The Australian Writers’ Centre Newsletter is one of the few I receive that I regularly read. They don’t send it too often. The format is predictable and the quality is high. I almost always get a giggle out of it. It has fun quizzes. It tells me stuff I want to know.

It also takes submissions for Where I Write photos and descriptions. Gah! Some of the views are so beautiful! The massive macs people have; colourful corkboards and whiteboards; inspiring quote cards and towering bookshelves; standing desks, old wooden desks, desks covered in notes and tea.

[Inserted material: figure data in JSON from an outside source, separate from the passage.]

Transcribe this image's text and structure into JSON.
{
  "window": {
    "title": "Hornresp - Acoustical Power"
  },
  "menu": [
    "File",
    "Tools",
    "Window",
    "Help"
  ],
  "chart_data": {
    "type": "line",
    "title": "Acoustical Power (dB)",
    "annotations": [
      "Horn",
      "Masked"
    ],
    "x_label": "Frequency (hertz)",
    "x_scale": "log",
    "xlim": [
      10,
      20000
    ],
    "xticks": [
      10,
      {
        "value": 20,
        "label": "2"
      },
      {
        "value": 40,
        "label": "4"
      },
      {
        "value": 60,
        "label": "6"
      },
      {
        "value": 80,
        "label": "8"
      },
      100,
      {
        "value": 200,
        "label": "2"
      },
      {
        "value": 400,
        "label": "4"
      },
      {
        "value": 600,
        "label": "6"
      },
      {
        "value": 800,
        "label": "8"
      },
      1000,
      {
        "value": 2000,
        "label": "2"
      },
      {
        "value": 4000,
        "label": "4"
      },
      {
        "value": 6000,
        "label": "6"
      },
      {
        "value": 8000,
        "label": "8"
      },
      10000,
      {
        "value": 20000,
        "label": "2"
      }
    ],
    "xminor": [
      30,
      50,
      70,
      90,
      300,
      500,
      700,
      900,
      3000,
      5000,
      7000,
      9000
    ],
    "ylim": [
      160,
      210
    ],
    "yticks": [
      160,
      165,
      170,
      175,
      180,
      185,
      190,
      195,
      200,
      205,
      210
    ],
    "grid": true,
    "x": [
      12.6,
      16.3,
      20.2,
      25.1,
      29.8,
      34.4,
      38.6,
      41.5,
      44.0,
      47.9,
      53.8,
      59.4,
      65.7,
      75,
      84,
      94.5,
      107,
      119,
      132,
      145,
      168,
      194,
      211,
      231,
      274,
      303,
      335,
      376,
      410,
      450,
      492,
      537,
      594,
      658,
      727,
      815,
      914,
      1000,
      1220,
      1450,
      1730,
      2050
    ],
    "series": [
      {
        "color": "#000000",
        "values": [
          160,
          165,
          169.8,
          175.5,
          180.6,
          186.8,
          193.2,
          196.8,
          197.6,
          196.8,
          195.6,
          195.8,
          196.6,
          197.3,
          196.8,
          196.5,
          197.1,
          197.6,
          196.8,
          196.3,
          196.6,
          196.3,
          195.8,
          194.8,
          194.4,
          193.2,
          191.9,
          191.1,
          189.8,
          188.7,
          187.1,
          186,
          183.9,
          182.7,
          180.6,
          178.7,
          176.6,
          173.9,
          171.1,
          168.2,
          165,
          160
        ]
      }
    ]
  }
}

I’m glad I’m coming back home to Australia soon. I can get myself a desk again, stick it in front of a wall with no view, like Stephen King describes in On Writing, and just sit down and write. Or at least that’s the theory.

One bedroom living in London with my husband, and an open living area that, as often as not, sleeps my brother-in-law on a blow up mattress (also a writer, so we get to talk tech sometimes which is fun :)) – is not conducive to a desk or space or quiet or anything of the sort – even when said husband and brother-in-law are super supportive. And yet.

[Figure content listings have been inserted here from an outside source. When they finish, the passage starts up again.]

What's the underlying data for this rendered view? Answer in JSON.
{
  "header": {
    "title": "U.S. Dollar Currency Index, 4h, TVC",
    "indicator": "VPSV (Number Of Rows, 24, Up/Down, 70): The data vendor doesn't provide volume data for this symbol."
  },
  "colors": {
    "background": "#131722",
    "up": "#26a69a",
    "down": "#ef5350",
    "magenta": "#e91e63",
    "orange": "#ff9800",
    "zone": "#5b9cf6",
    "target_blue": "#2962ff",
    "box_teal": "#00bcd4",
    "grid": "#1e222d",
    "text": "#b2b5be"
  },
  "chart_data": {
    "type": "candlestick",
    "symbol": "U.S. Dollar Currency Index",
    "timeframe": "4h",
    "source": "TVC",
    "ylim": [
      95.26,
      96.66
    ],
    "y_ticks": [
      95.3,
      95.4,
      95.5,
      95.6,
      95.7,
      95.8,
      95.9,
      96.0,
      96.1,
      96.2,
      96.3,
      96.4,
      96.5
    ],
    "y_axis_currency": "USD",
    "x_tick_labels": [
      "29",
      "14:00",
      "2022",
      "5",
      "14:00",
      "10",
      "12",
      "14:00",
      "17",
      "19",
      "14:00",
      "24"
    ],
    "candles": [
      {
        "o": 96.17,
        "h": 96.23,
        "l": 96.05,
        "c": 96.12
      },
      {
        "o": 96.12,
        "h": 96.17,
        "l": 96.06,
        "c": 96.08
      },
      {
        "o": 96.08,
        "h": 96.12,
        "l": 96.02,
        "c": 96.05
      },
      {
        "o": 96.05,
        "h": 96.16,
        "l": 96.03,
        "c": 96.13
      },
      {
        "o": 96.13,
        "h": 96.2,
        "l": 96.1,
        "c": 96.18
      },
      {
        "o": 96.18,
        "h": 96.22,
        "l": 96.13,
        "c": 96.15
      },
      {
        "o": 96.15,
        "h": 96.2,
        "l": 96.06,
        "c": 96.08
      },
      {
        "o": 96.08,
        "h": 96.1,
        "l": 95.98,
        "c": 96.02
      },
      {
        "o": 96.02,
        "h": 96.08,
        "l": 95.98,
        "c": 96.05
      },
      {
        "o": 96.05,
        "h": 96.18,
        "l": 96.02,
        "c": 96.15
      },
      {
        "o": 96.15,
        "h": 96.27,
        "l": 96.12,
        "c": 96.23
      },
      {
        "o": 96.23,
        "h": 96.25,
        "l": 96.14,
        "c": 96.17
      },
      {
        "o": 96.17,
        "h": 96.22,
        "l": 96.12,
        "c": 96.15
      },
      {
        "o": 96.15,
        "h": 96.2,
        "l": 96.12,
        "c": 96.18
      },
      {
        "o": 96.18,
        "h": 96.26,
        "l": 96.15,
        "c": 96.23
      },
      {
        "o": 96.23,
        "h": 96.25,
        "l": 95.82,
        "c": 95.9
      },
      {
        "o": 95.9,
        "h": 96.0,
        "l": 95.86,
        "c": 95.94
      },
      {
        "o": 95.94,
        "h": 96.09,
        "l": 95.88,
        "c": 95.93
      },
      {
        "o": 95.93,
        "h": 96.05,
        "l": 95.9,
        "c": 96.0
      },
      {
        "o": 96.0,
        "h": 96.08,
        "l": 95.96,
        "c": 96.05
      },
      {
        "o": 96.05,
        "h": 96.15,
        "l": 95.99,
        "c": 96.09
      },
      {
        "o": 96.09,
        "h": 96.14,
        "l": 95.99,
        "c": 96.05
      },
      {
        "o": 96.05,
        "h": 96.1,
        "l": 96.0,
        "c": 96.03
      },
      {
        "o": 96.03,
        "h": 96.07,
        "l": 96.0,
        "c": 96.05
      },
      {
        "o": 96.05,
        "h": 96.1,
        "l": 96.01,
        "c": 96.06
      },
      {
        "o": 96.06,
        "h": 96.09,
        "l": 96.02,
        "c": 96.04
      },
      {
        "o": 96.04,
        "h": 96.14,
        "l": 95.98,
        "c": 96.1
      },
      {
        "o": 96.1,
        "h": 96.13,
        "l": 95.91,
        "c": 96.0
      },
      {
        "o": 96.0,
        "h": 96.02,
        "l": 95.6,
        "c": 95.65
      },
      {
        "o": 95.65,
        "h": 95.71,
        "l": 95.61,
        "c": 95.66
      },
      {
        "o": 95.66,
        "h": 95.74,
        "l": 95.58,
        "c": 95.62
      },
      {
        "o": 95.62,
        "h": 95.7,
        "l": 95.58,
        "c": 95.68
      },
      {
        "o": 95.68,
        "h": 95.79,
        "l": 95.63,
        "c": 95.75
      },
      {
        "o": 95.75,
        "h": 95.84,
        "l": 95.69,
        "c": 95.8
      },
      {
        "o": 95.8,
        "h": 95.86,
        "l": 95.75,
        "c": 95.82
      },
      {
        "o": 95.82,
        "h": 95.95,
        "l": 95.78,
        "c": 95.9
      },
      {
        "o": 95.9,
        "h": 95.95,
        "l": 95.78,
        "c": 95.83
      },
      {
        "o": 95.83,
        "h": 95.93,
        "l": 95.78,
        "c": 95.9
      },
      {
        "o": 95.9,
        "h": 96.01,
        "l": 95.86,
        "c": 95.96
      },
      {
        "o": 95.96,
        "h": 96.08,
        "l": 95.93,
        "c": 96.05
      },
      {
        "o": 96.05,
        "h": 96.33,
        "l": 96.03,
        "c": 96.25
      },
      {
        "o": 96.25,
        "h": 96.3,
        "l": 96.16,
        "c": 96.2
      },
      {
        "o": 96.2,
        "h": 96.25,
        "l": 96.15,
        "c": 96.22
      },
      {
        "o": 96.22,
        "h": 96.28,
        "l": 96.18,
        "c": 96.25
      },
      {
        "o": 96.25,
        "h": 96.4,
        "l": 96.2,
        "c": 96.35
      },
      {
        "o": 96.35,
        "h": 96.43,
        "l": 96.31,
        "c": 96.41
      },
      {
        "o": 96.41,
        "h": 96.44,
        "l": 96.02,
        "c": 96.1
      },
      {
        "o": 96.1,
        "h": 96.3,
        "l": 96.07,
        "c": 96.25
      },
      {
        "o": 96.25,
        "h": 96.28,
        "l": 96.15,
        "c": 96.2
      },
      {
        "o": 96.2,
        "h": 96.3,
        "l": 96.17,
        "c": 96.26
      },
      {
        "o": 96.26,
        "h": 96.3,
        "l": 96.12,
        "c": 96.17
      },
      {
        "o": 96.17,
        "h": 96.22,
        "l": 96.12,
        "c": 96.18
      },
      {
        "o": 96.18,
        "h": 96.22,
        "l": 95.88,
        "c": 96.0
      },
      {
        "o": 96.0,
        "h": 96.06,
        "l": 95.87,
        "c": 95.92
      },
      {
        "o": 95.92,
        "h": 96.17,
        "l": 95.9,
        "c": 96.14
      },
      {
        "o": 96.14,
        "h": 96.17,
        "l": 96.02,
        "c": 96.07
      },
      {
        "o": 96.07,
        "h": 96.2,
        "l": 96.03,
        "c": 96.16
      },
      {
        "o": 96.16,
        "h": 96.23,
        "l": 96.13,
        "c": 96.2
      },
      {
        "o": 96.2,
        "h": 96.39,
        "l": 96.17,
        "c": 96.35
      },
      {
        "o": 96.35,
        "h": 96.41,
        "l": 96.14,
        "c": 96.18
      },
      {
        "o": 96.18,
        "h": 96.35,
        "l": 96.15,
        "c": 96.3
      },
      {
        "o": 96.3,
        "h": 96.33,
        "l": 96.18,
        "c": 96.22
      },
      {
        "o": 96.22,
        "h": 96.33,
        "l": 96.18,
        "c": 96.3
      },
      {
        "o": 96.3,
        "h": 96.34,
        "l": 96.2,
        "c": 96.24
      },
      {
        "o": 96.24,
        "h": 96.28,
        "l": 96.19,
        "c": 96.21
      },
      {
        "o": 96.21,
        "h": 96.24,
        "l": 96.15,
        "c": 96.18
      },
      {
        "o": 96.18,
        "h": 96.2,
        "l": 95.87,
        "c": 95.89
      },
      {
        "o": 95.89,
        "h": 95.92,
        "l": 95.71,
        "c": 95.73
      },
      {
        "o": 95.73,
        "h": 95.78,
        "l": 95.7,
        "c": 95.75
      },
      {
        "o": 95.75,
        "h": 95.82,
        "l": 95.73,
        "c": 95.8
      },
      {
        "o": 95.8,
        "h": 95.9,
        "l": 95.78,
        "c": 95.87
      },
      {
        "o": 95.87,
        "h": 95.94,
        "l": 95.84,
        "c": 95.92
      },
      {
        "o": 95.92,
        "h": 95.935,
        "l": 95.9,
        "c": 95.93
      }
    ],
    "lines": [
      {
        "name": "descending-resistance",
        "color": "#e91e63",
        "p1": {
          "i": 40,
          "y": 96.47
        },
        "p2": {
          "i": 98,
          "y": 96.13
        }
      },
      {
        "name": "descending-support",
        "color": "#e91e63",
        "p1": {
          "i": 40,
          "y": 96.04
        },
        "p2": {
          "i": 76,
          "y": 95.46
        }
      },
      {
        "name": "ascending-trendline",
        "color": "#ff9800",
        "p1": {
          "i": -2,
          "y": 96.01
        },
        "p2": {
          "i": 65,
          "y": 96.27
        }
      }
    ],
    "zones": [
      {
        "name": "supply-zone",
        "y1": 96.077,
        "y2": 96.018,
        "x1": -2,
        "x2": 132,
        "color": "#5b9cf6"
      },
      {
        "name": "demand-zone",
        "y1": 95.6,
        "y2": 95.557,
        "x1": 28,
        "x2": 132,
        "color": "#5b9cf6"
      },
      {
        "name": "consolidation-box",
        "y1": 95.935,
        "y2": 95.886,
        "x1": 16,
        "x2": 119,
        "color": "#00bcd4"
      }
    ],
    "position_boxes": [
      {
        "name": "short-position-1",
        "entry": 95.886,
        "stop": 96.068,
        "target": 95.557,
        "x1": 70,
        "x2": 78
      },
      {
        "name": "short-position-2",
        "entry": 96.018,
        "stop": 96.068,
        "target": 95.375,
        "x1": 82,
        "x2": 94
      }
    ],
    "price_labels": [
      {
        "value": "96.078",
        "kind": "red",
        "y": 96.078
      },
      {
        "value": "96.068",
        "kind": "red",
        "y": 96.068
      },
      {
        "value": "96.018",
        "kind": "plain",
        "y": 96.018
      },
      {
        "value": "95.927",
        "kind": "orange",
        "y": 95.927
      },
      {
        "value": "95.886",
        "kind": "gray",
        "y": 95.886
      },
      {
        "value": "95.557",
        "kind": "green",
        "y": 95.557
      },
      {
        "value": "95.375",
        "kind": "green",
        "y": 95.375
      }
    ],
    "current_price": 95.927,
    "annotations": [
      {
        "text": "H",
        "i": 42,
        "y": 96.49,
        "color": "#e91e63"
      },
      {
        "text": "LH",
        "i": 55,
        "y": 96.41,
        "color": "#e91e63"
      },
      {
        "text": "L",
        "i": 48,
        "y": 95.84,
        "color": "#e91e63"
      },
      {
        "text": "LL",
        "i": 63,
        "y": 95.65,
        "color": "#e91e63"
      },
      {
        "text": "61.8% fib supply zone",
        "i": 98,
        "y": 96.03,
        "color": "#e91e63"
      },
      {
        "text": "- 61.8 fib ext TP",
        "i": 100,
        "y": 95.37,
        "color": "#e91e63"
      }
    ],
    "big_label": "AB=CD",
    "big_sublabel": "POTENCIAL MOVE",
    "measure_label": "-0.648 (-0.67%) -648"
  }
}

When kids come, and we’re planning on them, I’ll probably look back on these years, like I currently look back on my university years, and wonder: what on earth did I do with all that free time? Wasted?!

Netflix and catching up on reading? London living? We are out and about most nights and weekends. There is always something to do and see. Back in uni? I can’t remember… was I hungover? Chasing boys? Sleeping? I think mostly I was sleeping. I slept a lot at uni.

So for now, most of my reading and writing is done:

On the tube or bus, on my iphone, using the scrivener app, often stood and hoping no one is reading over my shoulder.

Sometimes I will write on the lounge, or at the dining table, on the beanbag, sat on the staircase, sat in the bath beneath the skylight. But most of my words are written on public transport. There you have it. This is #WhereIWrite.